Meet the MBA Class of 2022: Justin Rose, Rice University (Jones)

Justin Rose

Rice University, Jones Graduate School of Business

“Growth-minded leader, committed to helping people and organizations in creating solutions to tomorrow’s challenges.”

Hometown: Houston, TX

Fun Fact About Yourself: I love experiencing other cultures. I’ve visited 13 countries throughout Africa, Asia, and Europe, including the Running of the Bulls in Pamplona.

Undergraduate School and Major: Texas Christian University ‘12, B.S. Political Science

Most Recent Employer and Job Title: Houston Independent School District, Program Administrator

Aside from your classmates, what. was the key part of the school’s MBA programming that led you to choose this business school and why was it so important to you? Rice has the #1 Graduate Entrepreneurship program in the country and is internationally recognized for producing talented entrepreneurs. For example, the Rice Business Plan Competition (the richest and largest of its kind) is just one of the unique opportunities Rice Business creates to maximize its MBA’s growth. I look forward to being a part of the next generation of entrepreneurs to improve the way we live and work, our standards of living, and to create social change.

What club or activity excites you most at this school? Rice Business Board Fellows is another opportunity that really made Rice standout in my eyes. The opportunity to give back and gain experience at the board level is something I will pursue throughout my career and the ability to start while pursuing my MBA is exciting!

What makes you most excited about getting your MBA at Rice? What makes you most nervous about starting business school?  Besides the privilege of attending one of the premier institutions in the country, I value Rice’s small class size because it allows MBA students to build strong relationships with classmates. As the saying goes, “it’s not what you know, it’s who…”

As far as what makes me most nervous, I think COVID-19 has disrupted all our lives in some capacity. That unknown probably brings about the most anxiety for me, but focusing on the things I can control has helped a lot!

Describe your biggest accomplishment in your career so far: My biggest accomplishment has probably been leading the Urban Leaders Fellowship in Denver. I fundraised and negotiated $60k in funding and led 30 mid-career professionals through a seven-week fellowship focused on community organizing and leadership at non-profit organizations.

What led you to pursue an MBA at this point in your career? After eight years in education I was ready to take my career to the next level. Experiences like leading the Urban Leaders Fellowship and learning how our partner organizations were doing powerful work in communities allowed me to see business as an impactful pathway.

I knew grad school was in my future, but guidance from MBA alums and organizations like The Consortium helped make the pathway of business education a reality.

What other MBA programs did you apply to?  McCombs School of Business – University of Texas at Austin

What was the most challenging question you were asked during the admissions process? The “Tell me about yourself” question was so important for me to refine as a “non-traditional” business school applicant. It took a couple of iterations to translate my education, political, and the non-profit experience in ways that highlighted my transferable skills adequately.

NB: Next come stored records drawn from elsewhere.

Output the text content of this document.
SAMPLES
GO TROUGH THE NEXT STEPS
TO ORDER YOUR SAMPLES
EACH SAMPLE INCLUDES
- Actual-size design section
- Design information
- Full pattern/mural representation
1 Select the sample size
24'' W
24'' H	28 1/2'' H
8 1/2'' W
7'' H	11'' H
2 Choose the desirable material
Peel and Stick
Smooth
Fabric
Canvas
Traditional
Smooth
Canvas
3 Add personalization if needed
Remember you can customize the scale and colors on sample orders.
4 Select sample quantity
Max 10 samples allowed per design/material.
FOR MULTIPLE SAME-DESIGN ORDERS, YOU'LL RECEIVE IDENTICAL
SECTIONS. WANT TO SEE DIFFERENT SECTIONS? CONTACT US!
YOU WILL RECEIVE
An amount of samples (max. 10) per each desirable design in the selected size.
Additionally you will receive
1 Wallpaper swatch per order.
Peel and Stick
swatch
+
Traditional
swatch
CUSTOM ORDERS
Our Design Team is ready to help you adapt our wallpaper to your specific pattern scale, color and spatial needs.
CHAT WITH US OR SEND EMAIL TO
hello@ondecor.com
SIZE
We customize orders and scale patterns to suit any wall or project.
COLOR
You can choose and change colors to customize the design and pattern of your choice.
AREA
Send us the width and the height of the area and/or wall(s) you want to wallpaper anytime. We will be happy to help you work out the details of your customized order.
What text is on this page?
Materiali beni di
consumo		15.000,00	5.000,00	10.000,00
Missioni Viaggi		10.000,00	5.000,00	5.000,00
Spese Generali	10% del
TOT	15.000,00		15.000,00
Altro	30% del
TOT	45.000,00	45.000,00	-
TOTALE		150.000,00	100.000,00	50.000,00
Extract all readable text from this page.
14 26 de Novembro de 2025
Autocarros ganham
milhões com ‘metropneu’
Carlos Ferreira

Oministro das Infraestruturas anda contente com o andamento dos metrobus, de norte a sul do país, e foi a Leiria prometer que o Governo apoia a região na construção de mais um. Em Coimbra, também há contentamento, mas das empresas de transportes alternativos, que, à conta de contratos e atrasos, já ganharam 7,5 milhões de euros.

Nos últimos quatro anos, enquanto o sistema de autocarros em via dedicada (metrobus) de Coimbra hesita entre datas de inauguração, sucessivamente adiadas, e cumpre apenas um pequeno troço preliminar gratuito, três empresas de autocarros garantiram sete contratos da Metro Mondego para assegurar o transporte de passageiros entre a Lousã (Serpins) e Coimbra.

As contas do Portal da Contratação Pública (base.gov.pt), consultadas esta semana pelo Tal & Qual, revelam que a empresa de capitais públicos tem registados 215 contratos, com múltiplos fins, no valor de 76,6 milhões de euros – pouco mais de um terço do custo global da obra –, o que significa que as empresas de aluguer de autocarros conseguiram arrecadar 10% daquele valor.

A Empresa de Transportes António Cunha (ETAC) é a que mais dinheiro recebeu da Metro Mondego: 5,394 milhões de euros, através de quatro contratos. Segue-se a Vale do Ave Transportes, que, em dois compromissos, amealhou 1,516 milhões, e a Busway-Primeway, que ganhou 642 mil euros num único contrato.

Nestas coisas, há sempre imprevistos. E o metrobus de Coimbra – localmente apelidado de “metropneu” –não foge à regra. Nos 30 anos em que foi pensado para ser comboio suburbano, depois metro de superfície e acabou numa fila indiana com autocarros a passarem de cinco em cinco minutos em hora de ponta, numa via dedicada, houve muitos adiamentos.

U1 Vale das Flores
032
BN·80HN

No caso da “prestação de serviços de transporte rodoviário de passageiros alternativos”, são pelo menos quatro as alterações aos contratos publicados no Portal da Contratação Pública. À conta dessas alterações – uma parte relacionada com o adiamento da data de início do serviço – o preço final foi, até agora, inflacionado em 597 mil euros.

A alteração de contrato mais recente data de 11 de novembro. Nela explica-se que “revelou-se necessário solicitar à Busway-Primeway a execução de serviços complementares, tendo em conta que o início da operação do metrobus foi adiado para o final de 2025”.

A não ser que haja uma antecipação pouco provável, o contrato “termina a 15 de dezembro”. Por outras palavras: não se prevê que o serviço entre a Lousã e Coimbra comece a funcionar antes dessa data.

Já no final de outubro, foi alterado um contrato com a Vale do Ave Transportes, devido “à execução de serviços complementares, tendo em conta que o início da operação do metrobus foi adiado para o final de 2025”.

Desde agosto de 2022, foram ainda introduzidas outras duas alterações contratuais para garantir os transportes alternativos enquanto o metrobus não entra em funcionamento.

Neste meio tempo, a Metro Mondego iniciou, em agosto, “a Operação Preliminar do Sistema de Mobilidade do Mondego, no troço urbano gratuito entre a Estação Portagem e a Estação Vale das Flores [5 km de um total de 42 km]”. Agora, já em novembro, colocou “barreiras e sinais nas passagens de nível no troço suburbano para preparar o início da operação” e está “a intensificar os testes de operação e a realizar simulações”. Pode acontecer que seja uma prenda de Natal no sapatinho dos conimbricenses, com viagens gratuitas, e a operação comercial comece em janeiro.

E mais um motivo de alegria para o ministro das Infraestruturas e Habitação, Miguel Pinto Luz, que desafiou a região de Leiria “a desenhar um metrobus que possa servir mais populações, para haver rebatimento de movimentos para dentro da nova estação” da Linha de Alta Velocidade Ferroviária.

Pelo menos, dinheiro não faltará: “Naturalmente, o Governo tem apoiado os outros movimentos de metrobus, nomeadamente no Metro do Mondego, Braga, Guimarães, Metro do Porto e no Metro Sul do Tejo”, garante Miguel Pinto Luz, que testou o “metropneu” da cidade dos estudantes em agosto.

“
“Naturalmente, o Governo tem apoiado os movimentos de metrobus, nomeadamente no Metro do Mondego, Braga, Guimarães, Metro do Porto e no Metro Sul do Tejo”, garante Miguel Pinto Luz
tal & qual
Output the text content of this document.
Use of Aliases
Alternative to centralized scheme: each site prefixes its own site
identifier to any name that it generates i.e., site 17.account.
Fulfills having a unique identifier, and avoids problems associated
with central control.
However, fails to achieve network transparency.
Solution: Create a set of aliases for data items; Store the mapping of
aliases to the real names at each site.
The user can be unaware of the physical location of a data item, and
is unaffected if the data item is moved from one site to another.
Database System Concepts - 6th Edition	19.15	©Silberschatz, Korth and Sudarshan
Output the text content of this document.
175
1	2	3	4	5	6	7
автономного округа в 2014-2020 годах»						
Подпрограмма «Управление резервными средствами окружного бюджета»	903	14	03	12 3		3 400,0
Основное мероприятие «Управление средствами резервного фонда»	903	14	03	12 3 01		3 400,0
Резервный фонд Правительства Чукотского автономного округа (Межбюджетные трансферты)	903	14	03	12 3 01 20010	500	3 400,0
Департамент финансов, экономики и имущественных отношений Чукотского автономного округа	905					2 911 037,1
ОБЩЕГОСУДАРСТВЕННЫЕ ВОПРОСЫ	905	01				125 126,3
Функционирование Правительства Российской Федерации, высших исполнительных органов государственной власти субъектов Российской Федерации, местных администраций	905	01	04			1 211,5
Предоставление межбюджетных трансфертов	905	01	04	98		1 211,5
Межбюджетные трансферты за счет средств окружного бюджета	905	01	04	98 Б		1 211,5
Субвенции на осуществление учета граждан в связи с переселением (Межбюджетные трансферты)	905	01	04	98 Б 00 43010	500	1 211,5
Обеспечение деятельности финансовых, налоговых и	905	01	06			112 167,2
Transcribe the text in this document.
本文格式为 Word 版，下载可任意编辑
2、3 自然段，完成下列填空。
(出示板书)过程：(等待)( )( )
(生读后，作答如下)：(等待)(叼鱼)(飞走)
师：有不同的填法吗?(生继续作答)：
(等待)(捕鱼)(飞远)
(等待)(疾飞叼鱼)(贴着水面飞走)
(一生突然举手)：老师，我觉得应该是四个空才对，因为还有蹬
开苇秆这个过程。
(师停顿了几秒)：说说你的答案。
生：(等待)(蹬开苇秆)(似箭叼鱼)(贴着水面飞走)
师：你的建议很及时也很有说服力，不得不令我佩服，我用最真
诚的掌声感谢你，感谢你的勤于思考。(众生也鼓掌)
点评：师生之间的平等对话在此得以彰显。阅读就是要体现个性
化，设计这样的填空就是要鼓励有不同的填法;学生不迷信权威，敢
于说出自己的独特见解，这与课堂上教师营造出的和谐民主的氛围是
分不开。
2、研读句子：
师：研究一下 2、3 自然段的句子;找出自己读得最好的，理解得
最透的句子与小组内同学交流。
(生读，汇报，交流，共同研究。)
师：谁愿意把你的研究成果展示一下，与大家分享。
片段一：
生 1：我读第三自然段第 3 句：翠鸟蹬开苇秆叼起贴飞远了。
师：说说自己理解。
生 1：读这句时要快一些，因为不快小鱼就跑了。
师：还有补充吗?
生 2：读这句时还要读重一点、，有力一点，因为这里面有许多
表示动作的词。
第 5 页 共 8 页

What have you been doing to prepare yourself for business school? As a Consortium Fellow, I had the opportunity to attend a diversity recruiting conference with some of my classmates, which was a great opportunity to meet, learn, and even interview with some top-tier companies. Our Career Development Office at Rice was so supportive before, during, and after the conference which just confirmed why I chose Rice.

I also spent a lot of time reaching out to current and former MBA students and business leaders to better understand their experience in business school and explore different business functions and industries.

Finally, I spent some time on to brush up on business related quant skills.

What was your defining moment and how did it prepare you for business school? One of my defining moments was immediately after undergrad when I committed to serve as an educator in low income communities through Teach for America.  

The five years I spent in the classroom prepared me for business school by grounding my professional experience in a fast-paced, high-stakes, relationships-first environment. I look forward to applying the interpersonal communication and organizational development skills I learned in education to the business world.

What is the most important attribute that you are seeking in an MBA employer? Why? Professional growth through opportunity and mentorship. I want to work for an organization that prioritizes challenges and is committed to my growth as well. As I think about the long-term trajectory of my career, opportunities to grow professionally excite me and also bring out my best work.

Pretend you have just graduated from business school. What will you need to have done to make your experience successful?  I have found that the most effective way to approach big daunting challenges is to lean in and embrace the climb. Specifically, for business school, this approach will require leveraging the many resources Rice provides to MBA candidates.

Also, I have taken a big step outside of my comfort zone. This means embracing my weaknesses and seeking out challenges that address these areas before I arrive at my post-MBA employer.